We iterate through each index, checking if it's reachable and updating our maximum reach. If we ever find ourselves at an unreachable position, we return `false`. Otherwise, completing the loop means the end is reachable.
- approach_name: Greedy (Backward)
is_optimal: true
code: |
def can_jump(nums: list[int]) -> bool:
# Start with the goal at the last index
goal = len(nums) - 1
# Work backwards through the array
for i in range(len(nums) - 2, -1, -1):
# If we can reach the goal from position i,
# then position i becomes our new goal
if i + nums[i] >= goal:
goal = i
# If goal moved all the way to index 0, we can reach the end
return goal == 0
explanation: |
**Time Complexity:** O(n) — Single pass through the array (backwards).
**Space Complexity:** O(1) — Only one variable used.
This alternative greedy approach works backwards from the end. We ask: "What's the leftmost position that can reach my current goal?" Each time we find such a position, it becomes the new goal.
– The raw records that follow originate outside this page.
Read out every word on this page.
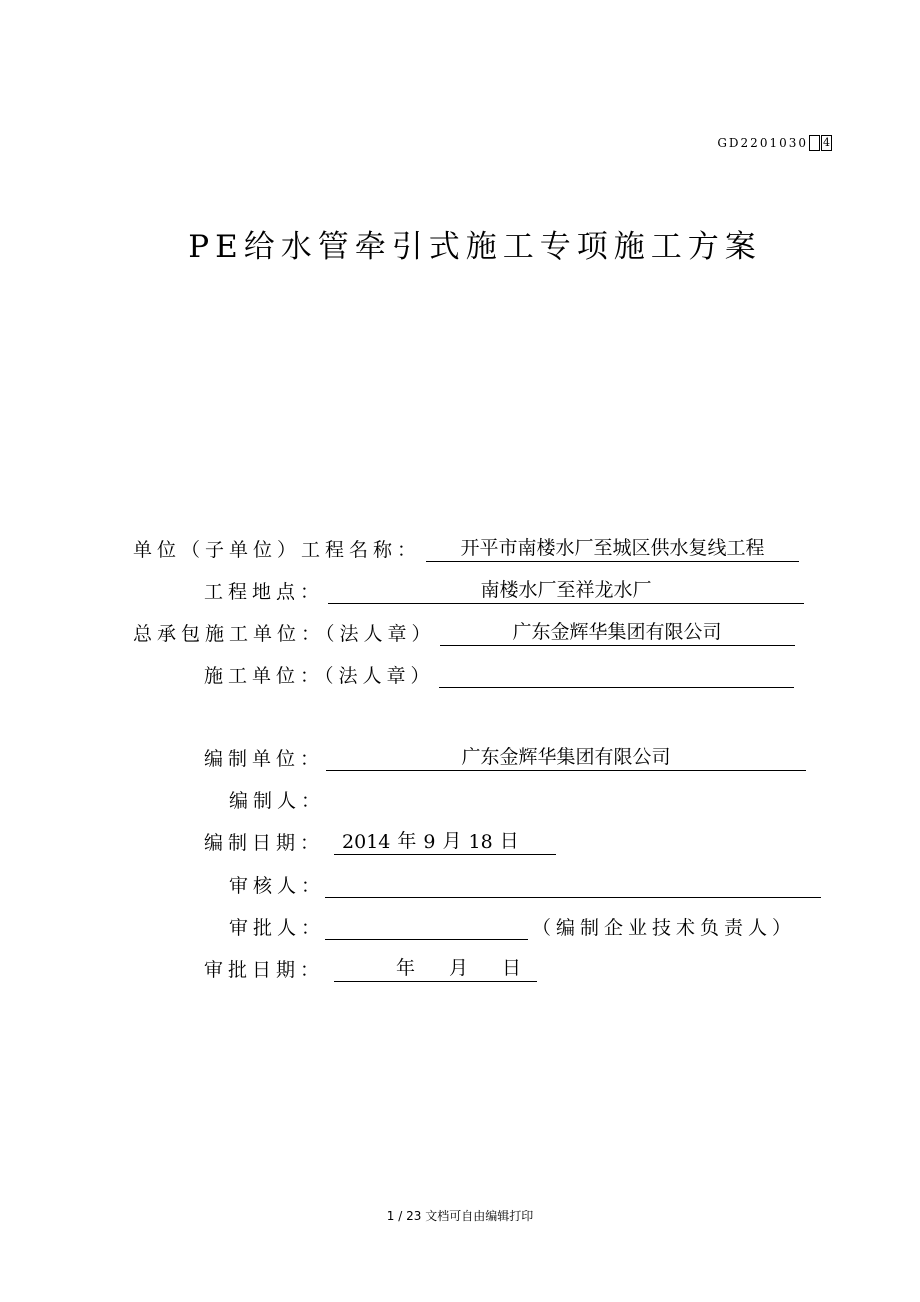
GD2201030 4
PE给水管牵引式施工专项施工方案
单位（子单位）工程名称：	开平市南楼水厂至城区供水复线工程
工程地点：	南楼水厂至祥龙水厂
总承包施工单位：（法人章）	广东金辉华集团有限公司
施工单位：（法人章）
编制单位：	广东金辉华集团有限公司
编制人：
编制日期： 2014 年 9 月 18 日
审核人：
审批人：	（编制企业技术负责人）
审批日期：	年 月 日
1 / 23 文档可自由编辑打印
If the goal reaches index 0, we know the end is reachable from the start.
- approach_name: Dynamic Programming
is_optimal: false
code: |
def can_jump(nums: list[int]) -> bool:
n = len(nums)
# dp[i] indicates whether index i is reachable
dp = [False] * n
dp[0] = True # Starting position is always reachable
for i in range(n):
# Skip unreachable positions
if not dp[i]:
continue
# Mark all positions reachable from i
for j in range(1, nums[i] + 1):
if i + j < n:
dp[i + j] = True
# Early exit if we've reached the end
if dp[n - 1]:
return True
return dp[n - 1]
explanation: |
**Time Complexity:** O(n × max(nums[i])) — For each position, we may mark up to `nums[i]` subsequent positions.
**Space Complexity:** O(n) — Boolean array tracking reachability of each position.
This DP approach explicitly tracks which positions are reachable. While correct, it's slower than the greedy approach because it does redundant work marking positions that have already been marked. Included to illustrate the progression from DP thinking to greedy optimisation.